The Figure 3 shows social security expenditures for the aged, for the non-aged, as per capita GDP, and the age dependency the ratio. In 1970, the ratio of social security expenditures per elderly person to per capita GDP was only 34.3%, but this more than doubled to 74.1% in 2010. Such a high percentage suggests that social security benefits for the elderly are overly generous.
Additionally, the figure shows that social security expenditures for the non-aged have hardly increased at all. The ratio of social security expenditure for the non-aged to per capita GDP was 2.4% in 1970 and was still hovering around 7.7% in 2010. This indicates that Japan’s social security expenditures have largely been made for the elderly.
Figure 3. Projections of Social Security Expenditures
At the same time, the age dependency ratio increased from 0.102 in 1970 to 0.361 in 2010, and consequently the ratio of per capita social security expenditures for the aged to per capita GDP increased by 34.9 points, from 34.3% in 1970 to 69.2% in 1980.
Recognizing this problem, the Japanese government has been trying to reduce this percentage since the early 1980s. After climbing to 73.6% in 1983, it fell to 60.3% in 2007—a drop of 13.3 points. It made a noticeable jump in 2009, though, so the government obviously needs to do more. One way of meeting rising social security costs is to increase the consumption tax, and the government did recently succeed in passing a tax hike bill. But this will not solve the problem, since the rates needed to meet projected costs will be unrealistic. The government will have no choice but to cut expenditures.
The decline in the ratio through 2008 was, I believe, a reflection of government policy. Some might argue that a bigger factor was an increase in nominal and real GDP, but I do not think this is correct. It is true that both the late 1980s and the 2003–07 period were boom years, but with the rise in revenues, pressure mounted to expand the budget. It was against these pressures that politicians in both periods reduced the ratio.

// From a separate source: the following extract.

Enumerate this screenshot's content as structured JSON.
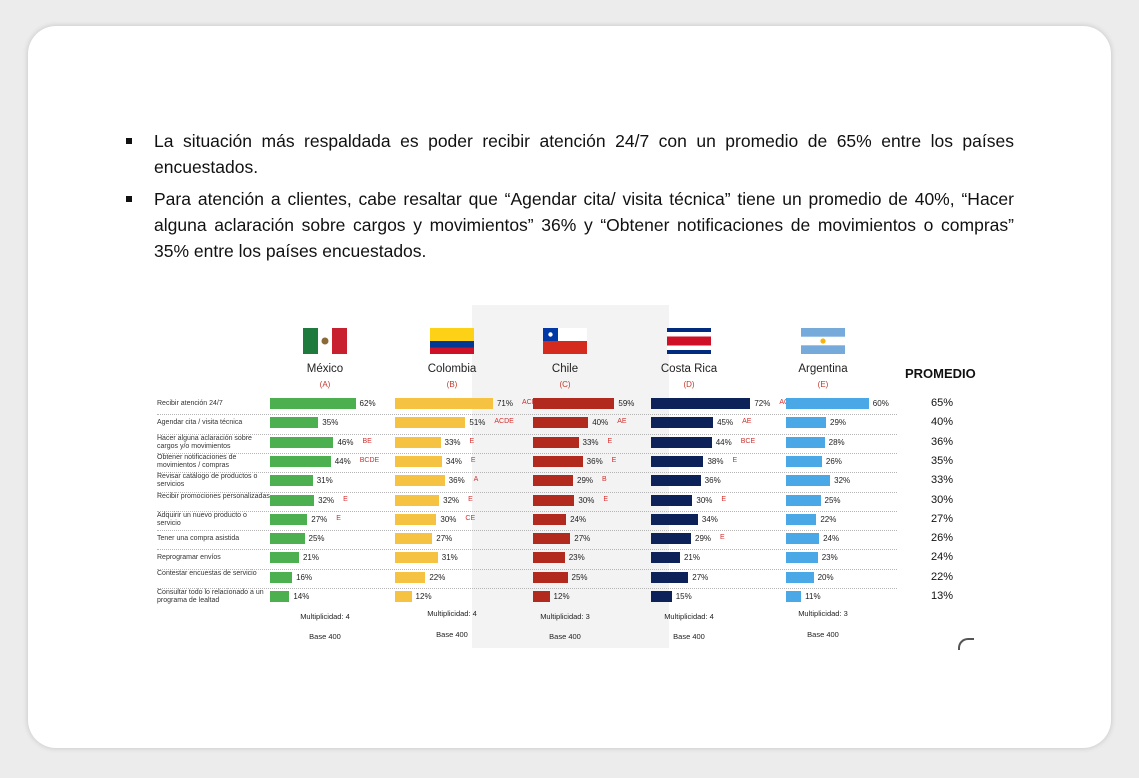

The highest reasonable rate for the consumption tax would probably be around 20%. To meet social security expenditures with this rate, the government would have to cut spending by 30% from 2.76 million yen per aged person. Total social security expenditures would then fall to 1.91 million yen, the level in 1985, and the projected ratio of social security expenditures to nominal GDP in 2060 would become 30%—only 7 points higher than the 23% in 2010. Since a 1% hike in the consumption tax produces revenues equivalent to 0.5% of GDP, as noted above, financing a 7-point increase in expenses would require a 14% hike. Assuming that the aged are asked this time to bear the burden of the higher rate—allowing the government to cut other expenses to reduce the budget deficit—the higher expenses could realistically be covered with a 20% consumption tax: the current 5% plus a 14% hike and an additional 1% to allow for leeway.
Lessons for Asia
The source of Japan’s skyrocketing social security costs was created in the 1970s. At that time, while the high-growth era had come to an end, Japan’s growth rate was still higher than those of other developed countries. The age dependency ratio was as yet relatively low, allowing Japan to increase social security expenditures. This is a lesson from which Asian countries can learn. Many are now trying to create overall social security systems, while growth rates are high and aging is not yet a serious issue. They can therefore afford to create generous social security systems for the aged. They must realize, though, that this will not be sustainable over the long run and that such a system could come back to haunt them in the future.